22:38   11 January, 2017

Vitamin C is good at helping you ward off colds, viruses, and... cancer? New research has not only confirmed the vitamin’s cancer-fighting abilities, but also figured out what makes high doses of vitamin C so dangerous for cancer cells, but harmless for healthy cells.

According to the new research, now published online in the journal Redox Biology, researchers from the University of Iowa found that vitamin C breaks down easily, creating hydrogen peroxide, a reactive oxygen species that causes damage to tissue and DNA. However, according to the research, cancer cells are much less capable of removing this damaging hydrogen peroxide than normal healthy cells are. Consequently, the team believes that high doses of vitamin C administered intravenously could be effective at helping to fight off cancer when used alongside standard chemotherapy and radiation treatments.

"In this paper we demonstrate that cancer cells are much less efficient in removing hydrogen peroxide than normal cells. Thus, cancer cells are much more prone to damage and death from a high amount of hydrogen peroxide," says Garry Buettner, a professor of radiation oncology and a member of Holden Comprehensive Cancer Center at the University of Iowa, and researcher involved in the project, in a recent statement. "This explains how the very, very high levels of vitamin C used in our clinical trials do not affect normal tissue, but can be damaging to tumor tissue."

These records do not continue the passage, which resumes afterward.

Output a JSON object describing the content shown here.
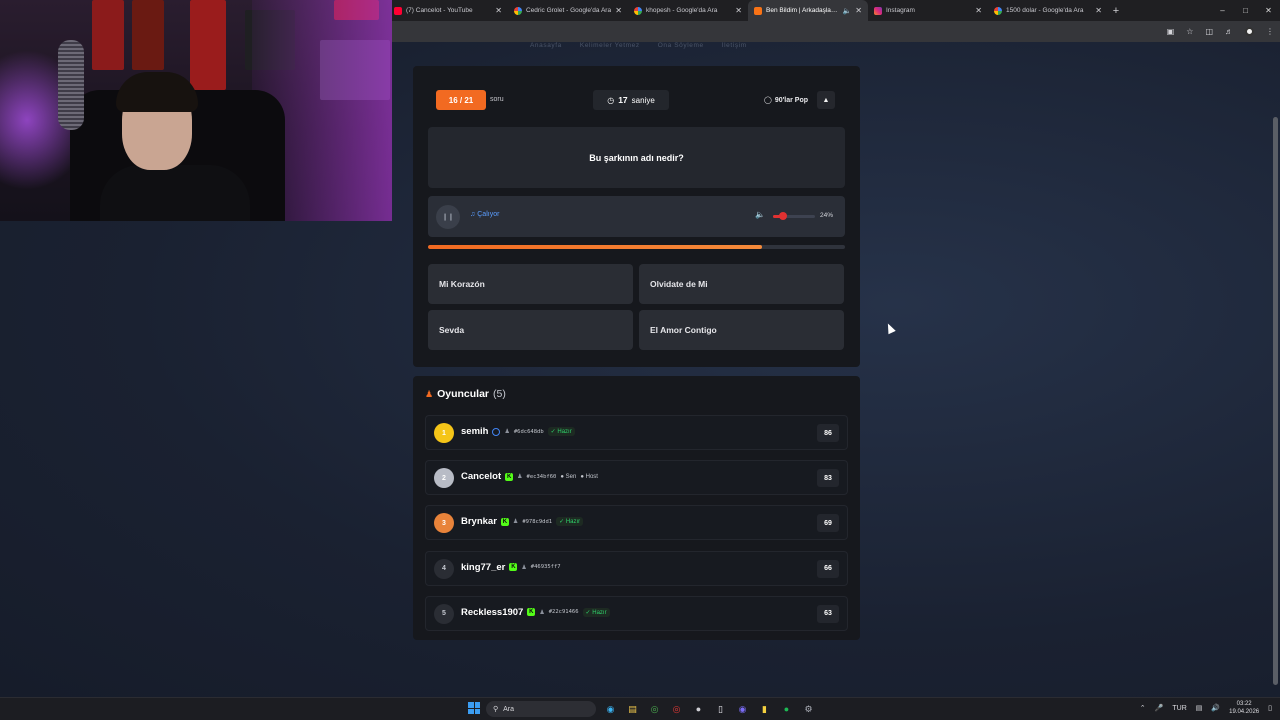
{
  "browser": {
    "tabs": [
      {
        "title": "(7) Cancelot - YouTube",
        "favicon": "youtube-icon",
        "active": false
      },
      {
        "title": "Cedric Grolet - Google'da Ara",
        "favicon": "google-icon",
        "active": false
      },
      {
        "title": "khopesh - Google'da Ara",
        "favicon": "google-icon",
        "active": false
      },
      {
        "title": "Ben Bildim | Arkadaşlarınla",
        "favicon": "site-icon",
        "active": true
      },
      {
        "title": "Instagram",
        "favicon": "instagram-icon",
        "active": false
      },
      {
        "title": "1500 dolar - Google'da Ara",
        "favicon": "google-icon",
        "active": false
      }
    ]
  },
  "nav": {
    "items": [
      "Anasayfa",
      "Kelimeler Yetmez",
      "Ona Söyleme",
      "İletişim"
    ]
  },
  "quiz": {
    "counter": "16 / 21",
    "counter_suffix": "soru",
    "timer_value": "17",
    "timer_unit": "saniye",
    "genre": "90'lar Pop",
    "question": "Bu şarkının adı nedir?",
    "status": "Çalıyor",
    "volume_label": "24%",
    "volume_fraction": 0.24,
    "progress_fraction": 0.8,
    "options": [
      "Mi Korazón",
      "Olvidate de Mi",
      "Sevda",
      "El Amor Contigo"
    ]
  },
  "players": {
    "title": "Oyuncular",
    "count": "(5)",
    "list": [
      {
        "rank": "1",
        "name": "semih",
        "platform": "google",
        "hash": "#6dc648db",
        "tags": [
          "Hazır"
        ],
        "score": "86",
        "rank_color": "#f5c518"
      },
      {
        "rank": "2",
        "name": "Cancelot",
        "platform": "kick",
        "hash": "#ec34bf60",
        "tags": [
          "Sen",
          "Host"
        ],
        "score": "83",
        "rank_color": "#b8bcc6"
      },
      {
        "rank": "3",
        "name": "Brynkar",
        "platform": "kick",
        "hash": "#978c9dd1",
        "tags": [
          "Hazır"
        ],
        "score": "69",
        "rank_color": "#e8833a"
      },
      {
        "rank": "4",
        "name": "king77_er",
        "platform": "kick",
        "hash": "#46935ff7",
        "tags": [],
        "score": "66",
        "rank_color": "#2a2d34"
      },
      {
        "rank": "5",
        "name": "Reckless1907",
        "platform": "kick",
        "hash": "#22c91466",
        "tags": [
          "Hazır"
        ],
        "score": "63",
        "rank_color": "#2a2d34"
      }
    ]
  },
  "taskbar": {
    "search_placeholder": "Ara",
    "language": "TUR",
    "time": "03:22",
    "date": "19.04.2026"
  },
  "colors": {
    "accent": "#f26a21",
    "ready": "#2fd36b",
    "kick": "#53fc18",
    "volume": "#e03131"
  }
}
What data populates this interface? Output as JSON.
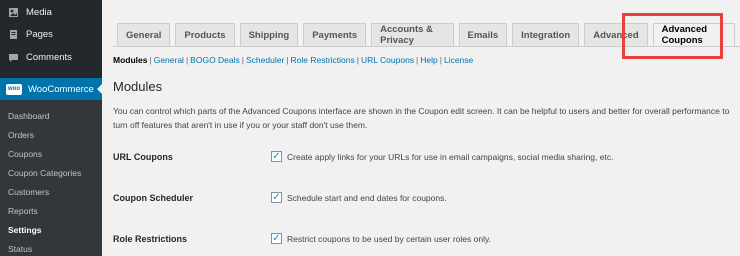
{
  "sidebar": {
    "menu": [
      {
        "label": "Media",
        "icon": "media-icon"
      },
      {
        "label": "Pages",
        "icon": "pages-icon"
      },
      {
        "label": "Comments",
        "icon": "comments-icon"
      }
    ],
    "woocommerce": {
      "label": "WooCommerce",
      "logo_text": "woo"
    },
    "submenu": [
      "Dashboard",
      "Orders",
      "Coupons",
      "Coupon Categories",
      "Customers",
      "Reports",
      "Settings",
      "Status"
    ]
  },
  "tabs": [
    "General",
    "Products",
    "Shipping",
    "Payments",
    "Accounts & Privacy",
    "Emails",
    "Integration",
    "Advanced",
    "Advanced Coupons"
  ],
  "subnav": [
    "Modules",
    "General",
    "BOGO Deals",
    "Scheduler",
    "Role Restrictions",
    "URL Coupons",
    "Help",
    "License"
  ],
  "section": {
    "title": "Modules",
    "description": "You can control which parts of the Advanced Coupons interface are shown in the Coupon edit screen. It can be helpful to users and better for overall performance to turn off features that aren't in use if you or your staff don't use them."
  },
  "settings": [
    {
      "label": "URL Coupons",
      "text": "Create apply links for your URLs for use in email campaigns, social media sharing, etc.",
      "checked": true
    },
    {
      "label": "Coupon Scheduler",
      "text": "Schedule start and end dates for coupons.",
      "checked": true
    },
    {
      "label": "Role Restrictions",
      "text": "Restrict coupons to be used by certain user roles only.",
      "checked": true
    }
  ],
  "colors": {
    "accent": "#0073aa",
    "sidebar": "#23282d",
    "highlight": "#e8403c"
  }
}
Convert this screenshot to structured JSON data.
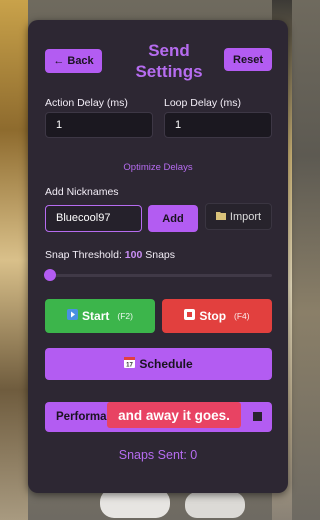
{
  "panel": {
    "back_label": "← Back",
    "title_line1": "Send",
    "title_line2": "Settings",
    "reset_label": "Reset"
  },
  "delays": {
    "action_label": "Action Delay (ms)",
    "action_value": "1",
    "loop_label": "Loop Delay (ms)",
    "loop_value": "1",
    "optimize_link": "Optimize Delays"
  },
  "nicknames": {
    "label": "Add Nicknames",
    "value": "Bluecool97",
    "add_label": "Add",
    "import_label": "Import"
  },
  "threshold": {
    "label_prefix": "Snap Threshold:",
    "value": "100",
    "label_suffix": "Snaps",
    "slider_fraction": 0.0
  },
  "controls": {
    "start_label": "Start",
    "start_key": "(F2)",
    "stop_label": "Stop",
    "stop_key": "(F4)",
    "schedule_label": "Schedule",
    "performance_label": "Performance Mode (F8)"
  },
  "status": {
    "snaps_sent": "Snaps Sent: 0"
  },
  "caption": "and away it goes.",
  "colors": {
    "accent": "#b35cf2",
    "start": "#3cb54b",
    "stop": "#e2403e",
    "caption_bg": "#e84363"
  },
  "icons": {
    "import": "folder-icon",
    "start": "play-icon",
    "stop": "stop-icon",
    "schedule": "calendar-icon"
  }
}
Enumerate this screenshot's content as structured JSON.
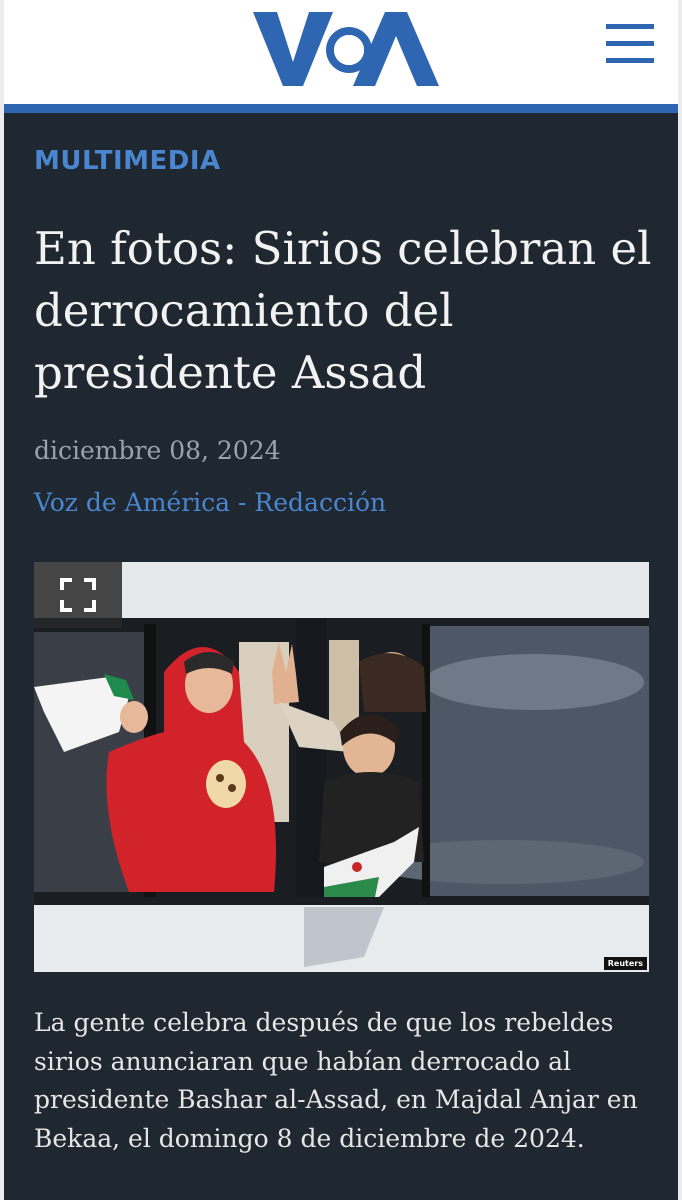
{
  "header": {
    "logo_text": "VOA",
    "menu_icon": "hamburger-menu-icon",
    "brand_color": "#2f66b1"
  },
  "article": {
    "section": "MULTIMEDIA",
    "title": "En fotos: Sirios celebran el derrocamiento del presidente Assad",
    "date": "diciembre 08, 2024",
    "author": "Voz de América - Redacción",
    "photo": {
      "expand_icon": "fullscreen-icon",
      "credit": "Reuters"
    },
    "caption": "La gente celebra después de que los rebeldes sirios anunciaran que habían derrocado al presidente Bashar al-Assad, en Majdal Anjar en Bekaa, el domingo 8 de diciembre de 2024."
  },
  "colors": {
    "background": "#1f2730",
    "accent": "#4a86cf",
    "title": "#f2f2f2",
    "muted": "#9aa2ab"
  }
}
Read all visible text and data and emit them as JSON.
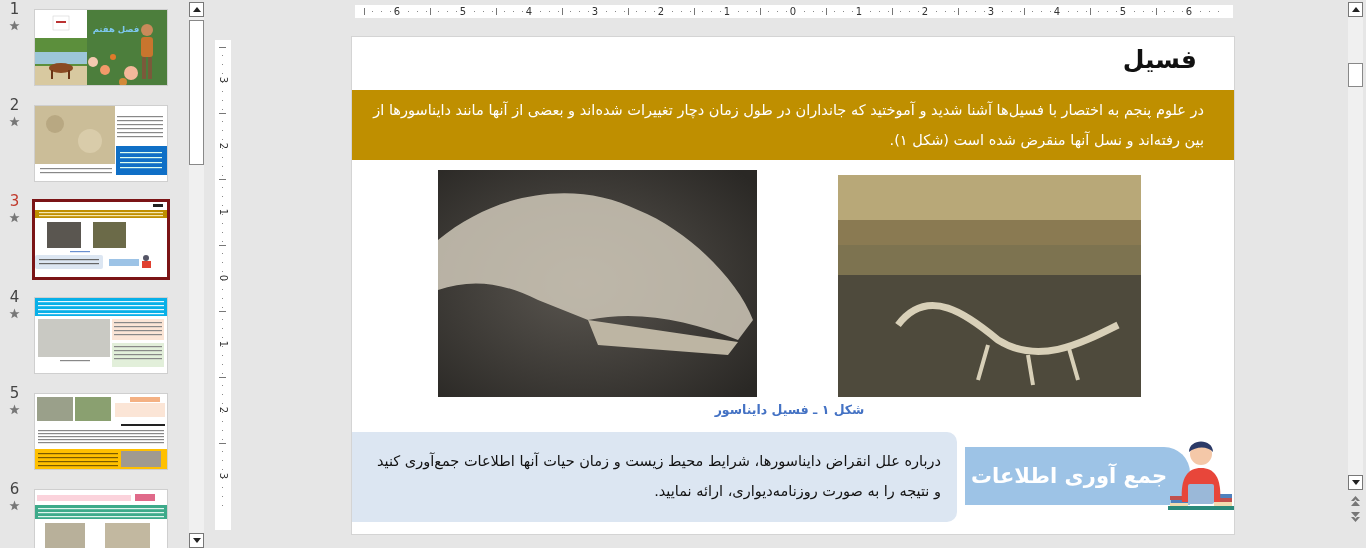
{
  "thumbnail_panel": {
    "slides": [
      {
        "number": "1",
        "selected": false,
        "kind": "cover",
        "title": "فصل هفتم"
      },
      {
        "number": "2",
        "selected": false,
        "kind": "photo-text"
      },
      {
        "number": "3",
        "selected": true,
        "kind": "fossil"
      },
      {
        "number": "4",
        "selected": false,
        "kind": "banner"
      },
      {
        "number": "5",
        "selected": false,
        "kind": "collage"
      },
      {
        "number": "6",
        "selected": false,
        "kind": "pink"
      }
    ]
  },
  "horizontal_ruler": {
    "labels": [
      "6",
      "5",
      "4",
      "3",
      "2",
      "1",
      "0",
      "1",
      "2",
      "3",
      "4",
      "5",
      "6"
    ]
  },
  "vertical_ruler": {
    "labels": [
      "3",
      "2",
      "1",
      "0",
      "1",
      "2",
      "3"
    ]
  },
  "slide": {
    "title": "فسیل",
    "intro": "در علوم پنجم به اختصار با فسیل‌ها آشنا شدید و آموختید که جانداران در طول زمان دچار تغییرات شده‌اند و بعضی از آنها مانند دایناسورها از بین رفته‌اند و نسل آنها منقرض شده است (شکل ۱).",
    "figures": [
      {
        "kind": "skull"
      },
      {
        "kind": "excavation"
      }
    ],
    "caption": "شکل ۱ ـ فسیل دایناسور",
    "activity": {
      "label": "جمع آوری اطلاعات",
      "text": "درباره علل انقراض دایناسورها، شرایط محیط زیست و زمان حیات آنها اطلاعات جمع‌آوری کنید و نتیجه را به صورت روزنامه‌دیواری، ارائه نمایید."
    }
  }
}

According to the study, high doses of vitamin C intravenously can bypass the stomach, which enables more of the nutrient to enter the bloodstream. Researchers plan to test the treatment on pancreatic and lung cancer patients, in combination with standard chemotherapy or radiation, to see if there is an improvement in outcomes.  

This is not the first time scientists have recognized vitamin C’s cancer-fighting abilities. In 2015, a study published in Science found that vitamin C was also useful in treating mutated cancer cells in colorectal cancer patients that had been unresponsive to other treatment.

The team hope that one day, high doses of vitamin C may become a standard treatment for cancer, offering patients a safer and more effective way to battle their disease.